Towards a Community Resource for High-Volume Model Data Processing Near NCEP

Peter P Neilley, The Weather Company, Atlanta GA

Ben Kyger, NCEP Central Operations, NOAA, College Park MD

Mohan Ramamurthy, Unidata Program Center , UCAR, Boulder CO

The availability of robust and skillful weather and climate model forecasts in real-time from the National Weather Service has been instrumental in helping to create a vibrant weather enterprise in this nation supporting academic, commercial, and numerous other interests and activities. The general paradigm is NCEP creates the model data and then distributes the data to end users for display, analysis and various other value-added processing. However, practical issues regarding the transport of the model data from the supercomputing centers to end-users limit the scope and timeliness of the data that can be delivered to the enterprise via this paradigm. Bandwidth constraints of NOAAPort and the internet are the primary limitations. As a result, model data must be subsampled or filtered before distribution to end users and hence the optimal value of the NCEP model data suite to the nation has not yet been realized. For example, model output is available typically on 1 or 3 hour intervals, far less frequent than the maximum possible output of every time step. The Global Ensemble Forecast System (GEFS) data is available only on standard pressure levels rather than on the (higher resolution) native vertical coordinate. More complete model data availability to the enterprise would inspire novel new uses of the model data and enable a richer interaction between NCEP and the enterprise in evaluating and improving our nation's modeling capability. The issue of limited bandwidth of transporting model data to end users will be compounded in the future as increasing computing power (and hence the ability to create model data) outpaces the growth in affordable communication means. One way for the enterprise to more fully exploit the model data is to enable community model data processing to occur at or near where the model data is created, thereby alleviating the need to transport the data to the user's facility first. This paradigm shift of “bringing the processing to the model” rather than “bringing the model data to the processing” is the seminal idea in the Open Weather and Climate Services (Neilley et al., 2011) concept developed by the Environmental Information Services Working Group and recently endorsed by NOAA.

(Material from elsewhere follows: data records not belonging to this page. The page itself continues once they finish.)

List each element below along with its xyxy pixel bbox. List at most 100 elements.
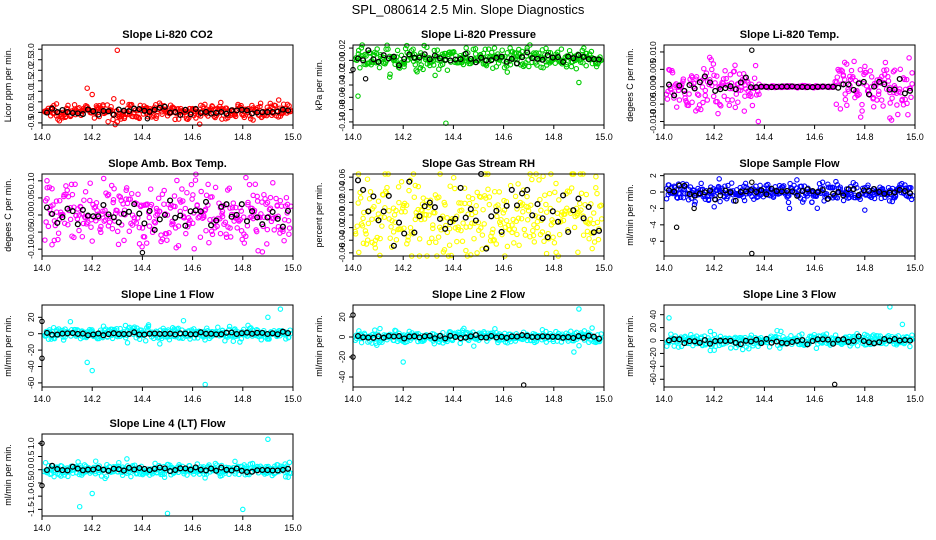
mean-point [95, 464, 102, 472]
data-point [722, 68, 728, 74]
data-point [576, 342, 582, 349]
mean-point [768, 185, 775, 192]
data-point [61, 220, 68, 227]
mean-point [835, 84, 842, 91]
data-point [209, 231, 216, 238]
y-tick-label: 0.010 [648, 41, 658, 63]
data-point [192, 177, 199, 183]
x-tick-label: 14.4 [756, 132, 774, 142]
data-point [53, 101, 60, 107]
data-point [488, 49, 495, 56]
data-point [362, 228, 369, 234]
mean-point [238, 201, 245, 208]
data-point [426, 212, 432, 218]
data-point [512, 193, 519, 200]
data-point [483, 195, 489, 201]
data-point [842, 96, 849, 103]
mean-point [431, 52, 438, 59]
data-point [717, 198, 723, 205]
mean-point [580, 215, 587, 222]
mean-point [74, 465, 81, 472]
mean-point [896, 75, 903, 83]
x-tick-label: 14.4 [756, 394, 774, 404]
data-point [401, 63, 407, 70]
data-point [479, 232, 486, 238]
mean-point [401, 55, 408, 62]
data-point [486, 201, 493, 208]
data-point [538, 64, 544, 71]
data-point [499, 47, 505, 53]
data-point [401, 225, 407, 231]
mean-point [259, 221, 266, 228]
data-point [360, 215, 366, 222]
data-point [688, 80, 694, 87]
y-tick-label: 40 [648, 310, 658, 320]
mean-point [202, 467, 210, 474]
mean-point [855, 80, 862, 87]
data-point [227, 225, 233, 231]
data-point [212, 460, 219, 467]
data-point [891, 67, 898, 74]
data-point [456, 200, 462, 206]
data-point [580, 60, 586, 66]
data-point [140, 111, 147, 117]
data-point [267, 194, 274, 201]
mean-point [524, 49, 531, 56]
mean-point [284, 107, 292, 114]
outlier-point [114, 47, 121, 54]
y-tick-label: 0.06 [337, 169, 347, 186]
mean-point [375, 333, 382, 340]
data-point [486, 194, 493, 200]
mean-point [570, 55, 577, 62]
data-point [728, 345, 734, 351]
data-point [386, 74, 393, 80]
data-point [388, 224, 394, 230]
data-point [153, 115, 159, 122]
x-tick-label: 14.0 [33, 523, 51, 533]
data-point [685, 102, 692, 109]
data-point [155, 195, 162, 202]
data-point [75, 459, 81, 465]
mean-point [747, 186, 755, 194]
mean-point [146, 207, 153, 215]
data-point [183, 230, 189, 237]
data-point [594, 190, 600, 197]
mean-point [172, 108, 179, 116]
mean-point [151, 106, 158, 113]
data-point [271, 227, 277, 233]
data-point [450, 174, 457, 181]
data-point [65, 221, 71, 228]
data-point [729, 97, 735, 103]
data-point [474, 189, 480, 196]
data-point [477, 51, 484, 58]
data-point [273, 195, 279, 202]
mean-point [59, 106, 66, 114]
data-point [491, 188, 498, 195]
mean-point [69, 463, 76, 470]
mean-point [125, 108, 133, 115]
data-point [478, 225, 484, 231]
mean-point [681, 182, 688, 189]
mean-point [84, 106, 92, 113]
x-tick-label: 14.8 [856, 132, 874, 142]
data-point [511, 240, 517, 246]
mean-point [712, 87, 719, 94]
outlier-point [786, 205, 793, 212]
data-point [208, 228, 215, 235]
mean-point [79, 206, 86, 213]
mean-point [706, 340, 714, 347]
data-point [838, 67, 844, 73]
data-point [127, 196, 134, 202]
outlier-point [144, 115, 151, 122]
data-point [264, 199, 271, 206]
data-point [60, 334, 66, 340]
data-point [263, 201, 269, 207]
data-point [723, 75, 729, 82]
y-tick-label: -20 [337, 351, 347, 364]
mean-point [483, 334, 490, 341]
data-point [543, 209, 550, 215]
data-point [143, 240, 150, 246]
data-point [429, 235, 435, 242]
x-tick-label: 14.2 [394, 132, 412, 142]
data-point [854, 342, 861, 349]
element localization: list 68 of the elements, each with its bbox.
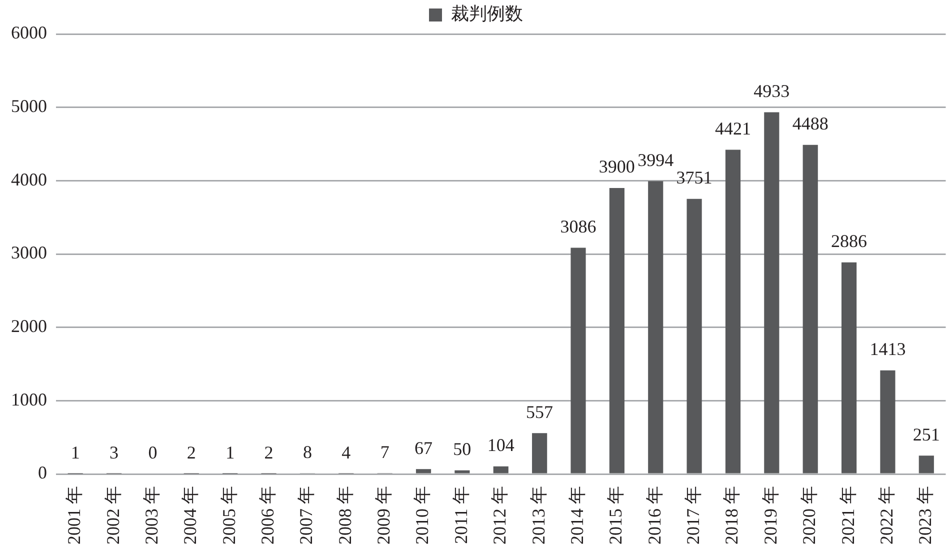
- data-label: 2886: [831, 231, 868, 252]
- y-tick-label: 1000: [11, 389, 47, 410]
- x-tick-label: 2002 年: [102, 486, 123, 544]
- x-tick-label: 2001 年: [64, 486, 84, 544]
- x-tick-label: 2015 年: [606, 486, 626, 544]
- data-label: 557: [526, 402, 554, 422]
- data-label: 251: [912, 424, 940, 444]
- bar: [686, 198, 702, 474]
- y-tick-label: 4000: [11, 169, 47, 190]
- bar: [454, 470, 470, 474]
- x-tick-label: 2020 年: [799, 486, 820, 544]
- data-label: 3: [110, 442, 119, 463]
- y-tick-label: 6000: [11, 22, 47, 43]
- bar: [764, 112, 780, 474]
- x-tick-label: 2004 年: [180, 486, 200, 544]
- data-label: 104: [487, 435, 514, 456]
- x-tick-label: 2007 年: [296, 486, 316, 544]
- y-tick-label: 5000: [11, 96, 47, 116]
- bar: [648, 181, 664, 474]
- data-label: 3994: [638, 150, 674, 170]
- x-tick-label: 2012 年: [490, 486, 510, 544]
- x-tick-label: 2022 年: [876, 486, 896, 544]
- y-tick-label: 2000: [11, 316, 47, 336]
- data-label: 4421: [714, 118, 751, 139]
- data-label: 3751: [676, 168, 712, 188]
- data-label: 2: [264, 442, 274, 463]
- bar: [570, 248, 586, 474]
- x-tick-label: 2009 年: [374, 486, 394, 544]
- bar: [725, 150, 741, 474]
- bar: [880, 370, 896, 474]
- data-label: 4933: [754, 80, 790, 101]
- data-label: 1: [226, 442, 235, 463]
- x-tick-label: 2010 年: [412, 486, 432, 544]
- x-tick-label: 2008 年: [334, 486, 355, 544]
- x-tick-label: 2023 年: [915, 486, 936, 544]
- x-tick-label: 2018 年: [722, 486, 742, 544]
- data-label: 1: [70, 442, 80, 463]
- bar: [416, 469, 432, 474]
- bar: [532, 433, 548, 474]
- x-tick-label: 2021 年: [838, 486, 858, 544]
- bar: [493, 466, 508, 474]
- data-label: 1413: [870, 339, 906, 360]
- bar: [918, 456, 934, 474]
- data-label: 4488: [792, 114, 828, 134]
- x-tick-label: 2006 年: [258, 486, 278, 544]
- x-tick-label: 2011 年: [450, 486, 471, 544]
- data-label: 50: [453, 439, 472, 460]
- data-label: 8: [302, 442, 312, 462]
- x-tick-label: 2019 年: [760, 486, 780, 544]
- data-label: 4: [342, 442, 351, 462]
- data-label: 0: [148, 442, 158, 463]
- y-tick-label: 3000: [11, 242, 47, 263]
- x-tick-label: 2017 年: [683, 486, 704, 544]
- data-label: 3900: [598, 156, 635, 177]
- data-label: 3086: [560, 216, 596, 236]
- x-tick-label: 2005 年: [218, 486, 239, 544]
- x-tick-label: 2003 年: [141, 486, 162, 544]
- data-label: 67: [414, 438, 432, 458]
- x-tick-label: 2014 年: [566, 486, 587, 544]
- data-label: 7: [380, 442, 390, 462]
- x-tick-label: 2016 年: [644, 486, 664, 544]
- bar: [802, 144, 818, 474]
- x-tick-label: 2013 年: [528, 486, 548, 544]
- bar: [609, 188, 624, 474]
- data-label: 2: [186, 442, 196, 463]
- legend-label: 裁判例数: [451, 4, 523, 24]
- bar: [841, 262, 857, 474]
- y-tick-label: 0: [38, 462, 47, 483]
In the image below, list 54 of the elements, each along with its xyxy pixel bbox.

In order to advance this notion, a time-limited, experimental data processing center in the same building as the new NCEP supercomputing facility in Reston, VA is being created. This experimental data center will connect directly to the NCEP supercomputer file system via a high-speed fiber cable. This connection will enable mirroring of the more complete model data set within the experimental data center thereby making available to applications running at the data center a more complete and timely set of the model data. Computers supplied by participating community members and installed at the experimental data center will then be able to connect directly to the mirrored data file system, allowing value-added processing to occur and the (lower volume) derived results to be shipped to participant's home base or other useful destinations.

The main objectives of the experimental data center is to perform basic, prototype activities that emulate and exercise what a more full-scale, robust implementation of the concept may look like. It will help inform and/or overcome many of the the legal, security, technical and procedural challenges that are raised by this concept. Although no concrete, specific architecture for a final operational state of a system has been formed, we envision eventually enabling a commercial, “cloud-style” open service in which computing services can be purchased or leased by enterprise members, with access to the full NCEP model data being included as part of those services. The presentation will include an update on the status of the experimental data center and an invitation to the community to participate in the experiment.